The reason is that, in order to achieve the goals listed above, we want to expand transit's reach past the current social networks. Even if it's true that only spatial navigators read maps, and only "foamers" try new transit routes on a whim, these map-reading transit buffs are one way that the use of a new transit system can spread from one social network to another.
But this is only one kind of mode decision, habit. As I wrote before, there are three others: single trips, investments and subsidies. Glamour has a much bigger effect on these decisions than on habits, and so does information.
Transit information can influence how people see themselves and their neighborhoods. Think of how ubiquitous subway bullets and maps are in media relating to New York, and Underground symbols in London. The "freeways" and boulevards of Los Angeles fill a similar role. People who live in a neighborhood without a subway station, like Maspeth, think of it as a neighborhood for cars, but people who live in Ridgewood think of it as a transit neighborhood.
A person who's heard about a particular destination and wants to visit will usually take transit if it's presented as a reliable way to get there, which is why restaurant reviews and entertainment listings should include basic transit information, especially in suburban areas where transit use is not assumed.
If someone's moving to, say, Fairview, where they can't see a train line on the map, they may assume that no one takes transit and buy a car. Once they've got the car they have an incentive to use it. People who don't want to drive may avoid Fairview altogether, depriving those buses of farebox revenue.
On the other hand, if people see that there is frequent bus and van service, they may choose to move there and not own a car, contributing to the critical mass of transit riders.
Information can also influence subsidies. If politicians don't see their districts on a transit map, they may conclude that all their constituents drive. As a result, they may cut transit funding or push for driving subsidies.
Adirondacker also mentions several attempts to map buses in New Jersey that failed to stem the exodus to cars. No examples of such maps were provided, but given that people have succeeded in producing relatively readable bus maps of Queens and the Paris suburbs, I think they can do it in New Jersey.
One strategy that Jarrett has mentioned several times is a frequent network map. While I think the concept has some limitations - if your goal is for every route to have frequent service, what happens to your map when you reach that goal? - it's a good start.

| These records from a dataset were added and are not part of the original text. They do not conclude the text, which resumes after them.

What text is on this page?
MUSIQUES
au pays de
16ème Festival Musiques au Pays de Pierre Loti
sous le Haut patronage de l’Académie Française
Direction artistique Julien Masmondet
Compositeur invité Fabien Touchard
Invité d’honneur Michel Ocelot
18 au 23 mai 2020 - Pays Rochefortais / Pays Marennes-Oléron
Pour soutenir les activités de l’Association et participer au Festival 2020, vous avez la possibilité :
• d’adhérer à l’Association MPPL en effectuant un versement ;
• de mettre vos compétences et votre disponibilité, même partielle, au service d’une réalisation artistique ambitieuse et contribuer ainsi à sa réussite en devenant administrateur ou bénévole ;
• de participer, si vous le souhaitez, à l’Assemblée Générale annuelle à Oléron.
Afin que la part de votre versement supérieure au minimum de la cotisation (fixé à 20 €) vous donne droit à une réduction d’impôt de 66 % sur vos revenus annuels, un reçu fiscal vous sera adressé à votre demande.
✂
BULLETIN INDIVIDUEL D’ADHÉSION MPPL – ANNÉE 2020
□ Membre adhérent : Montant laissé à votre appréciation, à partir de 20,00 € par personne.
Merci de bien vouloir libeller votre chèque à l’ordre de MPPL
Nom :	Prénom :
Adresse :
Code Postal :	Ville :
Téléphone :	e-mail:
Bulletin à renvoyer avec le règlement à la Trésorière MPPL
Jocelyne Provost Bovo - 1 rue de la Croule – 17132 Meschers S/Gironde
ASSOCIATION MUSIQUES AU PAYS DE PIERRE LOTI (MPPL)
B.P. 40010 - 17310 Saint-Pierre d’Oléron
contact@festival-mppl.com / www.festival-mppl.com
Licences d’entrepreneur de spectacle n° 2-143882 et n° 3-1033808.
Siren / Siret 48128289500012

Today, Jarrett mentions the excitement he felt as a teenager, watching the buses in Portland's Fareless Square:
I remember that because it's the same excitement that many of us have felt in an airport, or a great European train station, when we see a departure board showing all the exotic places to which people are departing. In the entire passenger transport experience, this is the moment that offers the most visceral sensation of freedom -- look at all the places I could go, from right here! -- and as the car industry can tell you, creating a sensation of freedom is the key to success. Urbanists need to think more about this sensation, because it could help them describe transit mobility in a way that connects it to things that we all value. Things like freedom, and joy.
I would argue that maps have the same glamour effect on people - and not just spatial navigators. Don't discount the value of that sense of the possible in transit: whether it's a map, a timetable, a departure board, a view of a bustling transfer point, or an announcer's voice on the PA, we see transit as full of possibilities. We could go to Basingstoke or Reading! Massapequa, Massapequa Park! Anaheim, Azusa and Cucamonga!